If you watch the evening news, you may have noticed
something lately…
THE WORLD IS ENDING.
But I’m not talking about prophetic visions of F10
tornadoes, mountain-moving earthquakes, the Great Yellowstone Explosion
(monitor that imminent disaster here), or hail the size of a beach ball
crushing every WalMart from here to the moon. I’m talking about the
life-altering, soul-crushing, inexplicable launch of the
CORN/BACON/BALLOON APOCALYPSE.
I first tapped into this horrible truth on my own evening
news, only to have it reaffirmed the next half hour by World News with Diane
Sawyer. Obviously, there is cause for concern here, people. Diane Sawyer knows
stuff.
Perhaps you’ve heard about the shortages. The unfortunate
lack of rain in our grand ole US of A this summer has left us with an
unfortunate lack of some of our staple foods – namely, corn and corn. Let me
tell you all a little something about corn.
EVERYTHING EATS IT.
For a greater understanding of why our lack of corn is
affecting bacon and balloons, observe:
Lack of RAIN = Lack of CORN = Lack of PIG FOOD = Lack of
PIGS = Lack of BACON = NO BALLOONS AT YOUR KID’S FIRST BIRTHDAY PARTY
Ok, maybe I’m not a scientist, but I think I’m on to
something.
This is what the folks over at TIME Magazine have to say
about our current helium situation:
“The U.S. helium reserve in
Amarillo , Tex. ,
controlled by the Bureau of Land Management, accounts for 30 percent of
the world’s helium. But a current Senate Bill calls for the reserve to continue selling helium, even if it risks running out by 2018.

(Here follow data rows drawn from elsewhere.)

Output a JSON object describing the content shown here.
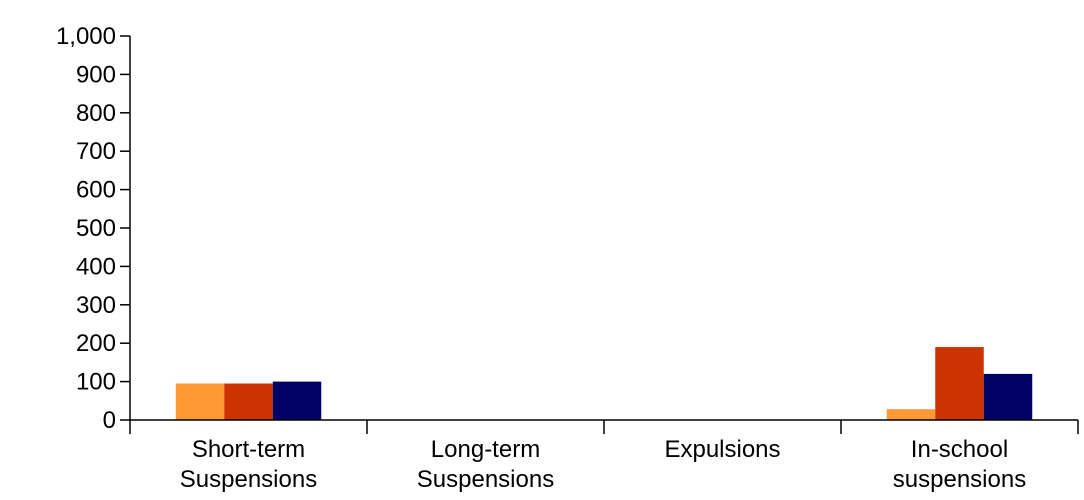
{
  "chart_data": {
    "type": "bar",
    "title": "",
    "xlabel": "",
    "ylabel": "",
    "ylim": [
      0,
      1000
    ],
    "yticks": [
      0,
      100,
      200,
      300,
      400,
      500,
      600,
      700,
      800,
      900,
      1000
    ],
    "ytick_labels": [
      "0",
      "100",
      "200",
      "300",
      "400",
      "500",
      "600",
      "700",
      "800",
      "900",
      "1,000"
    ],
    "categories": [
      [
        "Short-term",
        "Suspensions"
      ],
      [
        "Long-term",
        "Suspensions"
      ],
      [
        "Expulsions"
      ],
      [
        "In-school",
        "suspensions"
      ]
    ],
    "series": [
      {
        "color": "#FF9933",
        "values": [
          95,
          0,
          0,
          28
        ]
      },
      {
        "color": "#CC3300",
        "values": [
          95,
          0,
          0,
          190
        ]
      },
      {
        "color": "#000066",
        "values": [
          100,
          0,
          0,
          120
        ]
      }
    ],
    "grid": false,
    "legend": "none"
  }
}
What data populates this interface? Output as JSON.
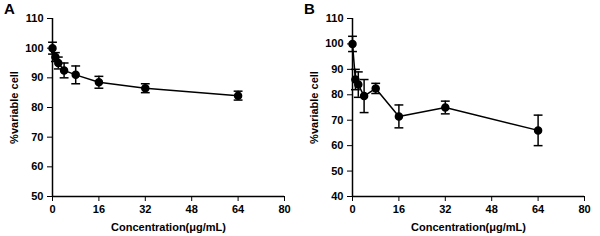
{
  "chart_data": [
    {
      "type": "line",
      "title": "A",
      "x": [
        0,
        1,
        2,
        4,
        8,
        16,
        32,
        64
      ],
      "values": [
        100,
        97,
        95,
        92.5,
        91,
        88.5,
        86.5,
        84
      ],
      "errors": [
        2,
        1.5,
        2,
        2.5,
        3,
        2,
        1.5,
        1.5
      ],
      "color": "#000000",
      "marker": "circle",
      "xlabel": "Concentration(μg/mL)",
      "ylabel": "%variable cell",
      "xlim": [
        0,
        80
      ],
      "xticks": [
        0,
        16,
        32,
        48,
        64,
        80
      ],
      "ylim": [
        50,
        110
      ],
      "yticks": [
        50,
        60,
        70,
        80,
        90,
        100,
        110
      ]
    },
    {
      "type": "line",
      "title": "B",
      "x": [
        0,
        1,
        2,
        4,
        8,
        16,
        32,
        64
      ],
      "values": [
        100,
        86,
        84,
        79.5,
        82.5,
        71.5,
        75,
        66
      ],
      "errors": [
        3,
        4,
        5,
        6.5,
        2,
        4.5,
        2.5,
        6
      ],
      "color": "#000000",
      "marker": "circle",
      "xlabel": "Concentration(μg/mL)",
      "ylabel": "%variable cell",
      "xlim": [
        0,
        80
      ],
      "xticks": [
        0,
        16,
        32,
        48,
        64,
        80
      ],
      "ylim": [
        40,
        110
      ],
      "yticks": [
        40,
        50,
        60,
        70,
        80,
        90,
        100,
        110
      ]
    }
  ]
}
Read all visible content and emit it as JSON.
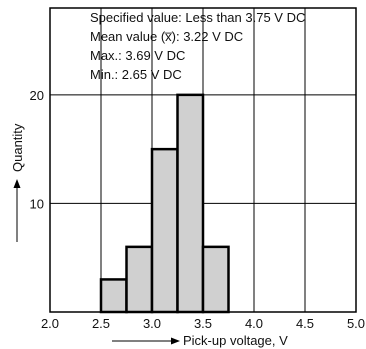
{
  "chart_data": {
    "type": "bar",
    "subtype": "histogram",
    "bins": [
      {
        "x0": 2.5,
        "x1": 2.75,
        "count": 3
      },
      {
        "x0": 2.75,
        "x1": 3.0,
        "count": 6
      },
      {
        "x0": 3.0,
        "x1": 3.25,
        "count": 15
      },
      {
        "x0": 3.25,
        "x1": 3.5,
        "count": 20
      },
      {
        "x0": 3.5,
        "x1": 3.75,
        "count": 6
      }
    ],
    "xlabel": "Pick-up voltage, V",
    "ylabel": "Quantity",
    "xlim": [
      2.0,
      5.0
    ],
    "ylim": [
      0,
      28
    ],
    "x_ticks": [
      "2.0",
      "2.5",
      "3.0",
      "3.5",
      "4.0",
      "4.5",
      "5.0"
    ],
    "y_ticks": [
      "10",
      "20"
    ],
    "grid": true,
    "annotations": [
      "Specified value: Less than 3.75 V DC",
      "Mean value (x̅): 3.22 V DC",
      "Max.: 3.69 V DC",
      "Min.: 2.65 V DC"
    ],
    "colors": {
      "bar_fill": "#d0d0d0",
      "bar_edge": "#000000",
      "grid": "#000000"
    }
  }
}
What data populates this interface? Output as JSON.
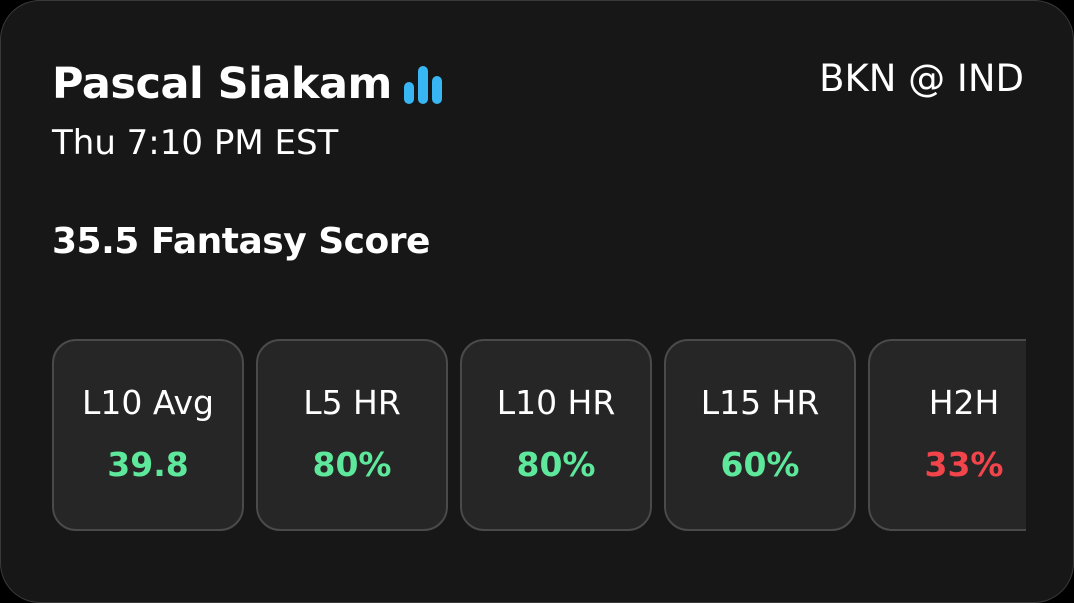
{
  "player": {
    "name": "Pascal Siakam",
    "icon": "bar-chart-icon",
    "icon_color": "#38b6f4"
  },
  "game": {
    "time": "Thu 7:10 PM EST",
    "matchup": "BKN @ IND"
  },
  "line": {
    "label": "35.5 Fantasy Score"
  },
  "colors": {
    "positive": "#5ee89c",
    "negative": "#f2444b",
    "card_background": "#171717",
    "tile_background": "#262626"
  },
  "stats": [
    {
      "label": "L10 Avg",
      "value": "39.8",
      "status": "positive"
    },
    {
      "label": "L5 HR",
      "value": "80%",
      "status": "positive"
    },
    {
      "label": "L10 HR",
      "value": "80%",
      "status": "positive"
    },
    {
      "label": "L15 HR",
      "value": "60%",
      "status": "positive"
    },
    {
      "label": "H2H",
      "value": "33%",
      "status": "negative"
    }
  ]
}
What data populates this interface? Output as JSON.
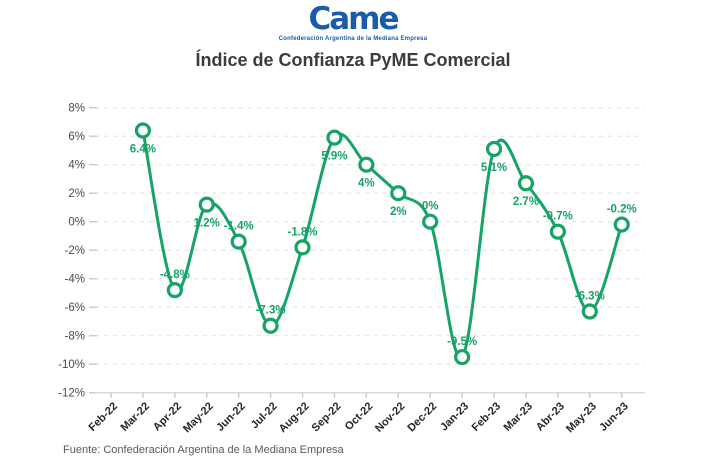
{
  "logo": {
    "text": "Came",
    "tagline": "Confederación Argentina de la Mediana Empresa"
  },
  "title": "Índice de Confianza PyME Comercial",
  "source": "Fuente: Confederación Argentina de la Mediana Empresa",
  "chart_data": {
    "type": "line",
    "title": "Índice de Confianza PyME Comercial",
    "categories": [
      "Feb-22",
      "Mar-22",
      "Apr-22",
      "May-22",
      "Jun-22",
      "Jul-22",
      "Aug-22",
      "Sep-22",
      "Oct-22",
      "Nov-22",
      "Dec-22",
      "Jan-23",
      "Feb-23",
      "Mar-23",
      "Abr-23",
      "May-23",
      "Jun-23"
    ],
    "values": [
      null,
      6.4,
      -4.8,
      1.2,
      -1.4,
      -7.3,
      -1.8,
      5.9,
      4,
      2,
      0,
      -9.5,
      5.1,
      2.7,
      -0.7,
      -6.3,
      -0.2
    ],
    "point_labels": [
      null,
      "6.4%",
      "-4.8%",
      "1.2%",
      "-1.4%",
      "-7.3%",
      "-1.8%",
      "5.9%",
      "4%",
      "2%",
      "0%",
      "-9.5%",
      "5.1%",
      "2.7%",
      "-0.7%",
      "-6.3%",
      "-0.2%"
    ],
    "label_placement": [
      null,
      "below",
      "above",
      "below",
      "above",
      "above",
      "above",
      "below",
      "below",
      "below",
      "above",
      "above",
      "below",
      "below",
      "above",
      "above",
      "above"
    ],
    "xlabel": "",
    "ylabel": "",
    "ylim": [
      -12,
      8
    ],
    "ytick_step": 2,
    "ytick_suffix": "%",
    "grid": "horizontal-dashed",
    "legend": "none",
    "line_color": "#17A367",
    "marker": "open-circle",
    "marker_fill": "#ffffff",
    "grid_color": "#e4e4e4",
    "axis_color": "#d8d8d8",
    "tick_color": "#c9c9c9",
    "ylabel_color": "#4a4a4a",
    "xlabel_color": "#262626"
  }
}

Helium is a common inert gas, but for commercial purposes it’s usually
generated as a byproduct from natural gas mining. But because the recession has
caused a slowdown in natural-gas production, helium markets are facing a
shortage; more plants will coming online by the end of 2012 in Qatar , Russia
and Wyoming ,
but not in time to ease the current crisis.”
Got that? No?
Here’s my interpretation:
Basically, since we elect our government in this here land
of the free, we have thereby given them permission to ruin any and all birthday
parties from this day until forever. Thank you, democracy. I will now do my
part by sacrificing the chance to hear my husband talk like Alvin the Chipmunk on his birthday in order
to leave more helium for MRI machines to diagnose my ailments.
And now you see it – the Corn/Bacon/Balloon Apocalypse has
begun. We were warned, guys, we were warned.